Of the 2,961 cryptocurrencies listed on exchanges, no more than fifty are actively used

On October 7, 2020, 66.73% of the market capitalization of all cryptocurrencies was accounted for by Bitcoin, and 8.76% by Ethereum. Another 8 cryptocurrencies have a share of 0.24 to 5.31%, and the remaining 2947 account for only 14.18%.

At the same time (here the data is as of October 8, 2020):

▪ only 12 cryptocurrencies have a capitalization of more than a billion dollars; ▪ about 50 cryptocurrencies have a capitalization of more than $100 million; ▪ about 300 cryptocurrencies have a capitalization of more than $10 million; ▪ about 900 cryptocurrencies have a capitalization of more than $1 million.

In addition to two thousand cryptocurrencies with a capitalization of less than one million dollars, there is still a huge number of altcoins that have not begun to participate in trading (the website coinmarketcap.com analyzes data from 20,409 trading platforms).

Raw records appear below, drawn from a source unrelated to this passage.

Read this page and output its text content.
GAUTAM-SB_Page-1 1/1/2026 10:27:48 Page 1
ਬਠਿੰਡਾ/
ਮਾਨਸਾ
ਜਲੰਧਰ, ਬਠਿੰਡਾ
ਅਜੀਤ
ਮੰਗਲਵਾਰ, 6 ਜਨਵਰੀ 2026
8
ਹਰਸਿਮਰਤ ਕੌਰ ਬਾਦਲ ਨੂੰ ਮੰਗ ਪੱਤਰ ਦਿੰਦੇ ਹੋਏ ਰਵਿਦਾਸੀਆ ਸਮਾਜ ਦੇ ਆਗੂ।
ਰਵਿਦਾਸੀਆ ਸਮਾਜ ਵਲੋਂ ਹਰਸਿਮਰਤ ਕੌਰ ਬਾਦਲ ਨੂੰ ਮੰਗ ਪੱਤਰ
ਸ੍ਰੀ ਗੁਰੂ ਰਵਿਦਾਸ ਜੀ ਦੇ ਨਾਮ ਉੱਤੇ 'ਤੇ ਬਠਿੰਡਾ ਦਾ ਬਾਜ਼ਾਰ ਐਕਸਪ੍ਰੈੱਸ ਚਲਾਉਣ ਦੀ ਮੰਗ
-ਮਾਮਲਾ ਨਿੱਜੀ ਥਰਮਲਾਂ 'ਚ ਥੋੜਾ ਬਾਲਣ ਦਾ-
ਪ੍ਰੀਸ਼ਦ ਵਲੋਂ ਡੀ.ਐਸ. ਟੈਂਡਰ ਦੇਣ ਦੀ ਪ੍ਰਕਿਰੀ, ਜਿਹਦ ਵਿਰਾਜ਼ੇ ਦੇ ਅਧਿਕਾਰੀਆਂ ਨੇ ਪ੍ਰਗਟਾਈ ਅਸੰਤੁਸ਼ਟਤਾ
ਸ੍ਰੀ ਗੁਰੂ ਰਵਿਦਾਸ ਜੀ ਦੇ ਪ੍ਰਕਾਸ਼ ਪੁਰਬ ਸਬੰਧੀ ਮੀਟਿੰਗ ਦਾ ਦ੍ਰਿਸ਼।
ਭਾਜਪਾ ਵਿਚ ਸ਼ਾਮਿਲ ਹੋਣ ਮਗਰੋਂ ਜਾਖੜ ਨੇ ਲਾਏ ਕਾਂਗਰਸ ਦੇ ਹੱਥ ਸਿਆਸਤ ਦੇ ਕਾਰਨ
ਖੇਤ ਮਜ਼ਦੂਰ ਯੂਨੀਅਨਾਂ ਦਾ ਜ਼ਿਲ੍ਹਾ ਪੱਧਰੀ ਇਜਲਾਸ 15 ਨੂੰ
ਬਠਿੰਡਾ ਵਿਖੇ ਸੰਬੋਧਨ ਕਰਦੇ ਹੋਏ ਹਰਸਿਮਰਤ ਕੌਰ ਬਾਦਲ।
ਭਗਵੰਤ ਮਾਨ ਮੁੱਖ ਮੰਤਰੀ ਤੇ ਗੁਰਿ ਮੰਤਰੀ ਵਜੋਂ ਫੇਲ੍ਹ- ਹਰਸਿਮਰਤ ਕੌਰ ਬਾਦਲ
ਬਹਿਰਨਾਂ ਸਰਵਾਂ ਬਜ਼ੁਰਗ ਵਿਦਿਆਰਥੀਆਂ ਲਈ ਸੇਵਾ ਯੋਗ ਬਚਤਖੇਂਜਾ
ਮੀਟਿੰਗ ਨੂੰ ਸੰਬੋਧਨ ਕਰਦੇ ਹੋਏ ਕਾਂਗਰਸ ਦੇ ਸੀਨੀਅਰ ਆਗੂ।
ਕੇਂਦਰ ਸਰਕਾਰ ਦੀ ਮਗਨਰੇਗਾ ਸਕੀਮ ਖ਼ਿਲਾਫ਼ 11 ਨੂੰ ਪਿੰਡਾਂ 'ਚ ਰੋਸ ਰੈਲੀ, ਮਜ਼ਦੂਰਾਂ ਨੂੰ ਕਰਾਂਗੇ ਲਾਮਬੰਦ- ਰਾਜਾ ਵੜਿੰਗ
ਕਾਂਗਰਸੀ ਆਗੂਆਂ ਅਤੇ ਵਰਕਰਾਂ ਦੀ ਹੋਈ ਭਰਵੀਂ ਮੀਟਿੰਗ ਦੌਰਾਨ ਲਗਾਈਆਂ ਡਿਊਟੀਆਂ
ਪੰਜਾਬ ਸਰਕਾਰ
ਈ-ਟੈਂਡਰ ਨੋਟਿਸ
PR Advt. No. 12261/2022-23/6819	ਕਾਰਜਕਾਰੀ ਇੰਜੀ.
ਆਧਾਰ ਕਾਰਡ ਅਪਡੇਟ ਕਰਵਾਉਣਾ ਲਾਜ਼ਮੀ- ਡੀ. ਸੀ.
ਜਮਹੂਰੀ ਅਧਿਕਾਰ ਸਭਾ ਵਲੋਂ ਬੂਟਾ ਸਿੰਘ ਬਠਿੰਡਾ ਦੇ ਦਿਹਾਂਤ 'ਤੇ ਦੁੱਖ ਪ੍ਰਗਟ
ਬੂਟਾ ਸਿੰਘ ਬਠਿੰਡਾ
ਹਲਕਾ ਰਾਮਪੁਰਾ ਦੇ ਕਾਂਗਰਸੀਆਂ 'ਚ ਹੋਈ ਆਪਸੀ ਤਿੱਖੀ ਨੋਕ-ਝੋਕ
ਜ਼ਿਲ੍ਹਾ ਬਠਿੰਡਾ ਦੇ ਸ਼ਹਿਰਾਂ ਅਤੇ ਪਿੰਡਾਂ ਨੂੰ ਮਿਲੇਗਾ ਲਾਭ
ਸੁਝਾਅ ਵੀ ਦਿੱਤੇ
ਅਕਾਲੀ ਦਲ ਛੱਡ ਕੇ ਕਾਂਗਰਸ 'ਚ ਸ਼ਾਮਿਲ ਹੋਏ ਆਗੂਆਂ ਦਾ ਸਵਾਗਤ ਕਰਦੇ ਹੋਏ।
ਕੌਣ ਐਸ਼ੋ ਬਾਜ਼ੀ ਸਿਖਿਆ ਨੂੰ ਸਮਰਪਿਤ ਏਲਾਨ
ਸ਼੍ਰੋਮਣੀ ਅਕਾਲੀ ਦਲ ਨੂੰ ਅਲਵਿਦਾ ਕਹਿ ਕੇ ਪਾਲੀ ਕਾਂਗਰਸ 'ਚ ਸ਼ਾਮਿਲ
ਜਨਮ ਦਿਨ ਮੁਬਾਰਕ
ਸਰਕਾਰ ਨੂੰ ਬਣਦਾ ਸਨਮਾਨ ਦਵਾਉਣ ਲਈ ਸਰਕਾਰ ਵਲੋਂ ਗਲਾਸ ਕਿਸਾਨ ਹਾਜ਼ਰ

Creating your own cryptocurrency is not difficult, there are many ways. For example, you can do this online using the Waves platform or customize one of the ready-made code templates, but promotion requires significant investments.

There are 5,969 cryptocurrencies mentioned in the coinlib.io encyclopedia.

And about half of them do not participate in trading on the markets, since their creators did not find the funds to pay the listing fees of crypto exchanges, or simply did not make any serious plans for the development of their projects.

The catalog contains PutinCoin, RasPutin Online Coin... But Buzcoin (cryptocurrency from Olga Buzova) is not in the catalog, just as this cryptocurrency was not found in the database of the website blockspot.io.

It is not known exactly how many other such fly-by-night altcoins are in the world, which were created simply for the sake of information, without counting on further promotion.

But even listing on the stock exchange is only the beginning of complex, time-consuming and expensive work on the promotion of cryptocurrency, which in the end most creators of such projects fail to cope with.

The graph above shows the dynamics of changes in the value of the Zippie altcoin from July 2020 to September 2020. The creators invested millions of dollars in it, but in just a few months the investment depreciated tenfold, unable to withstand competition with market leaders.

This situation is typical for cryptocurrencies that are below the 400-500 position in the coinmarketcup.com rating.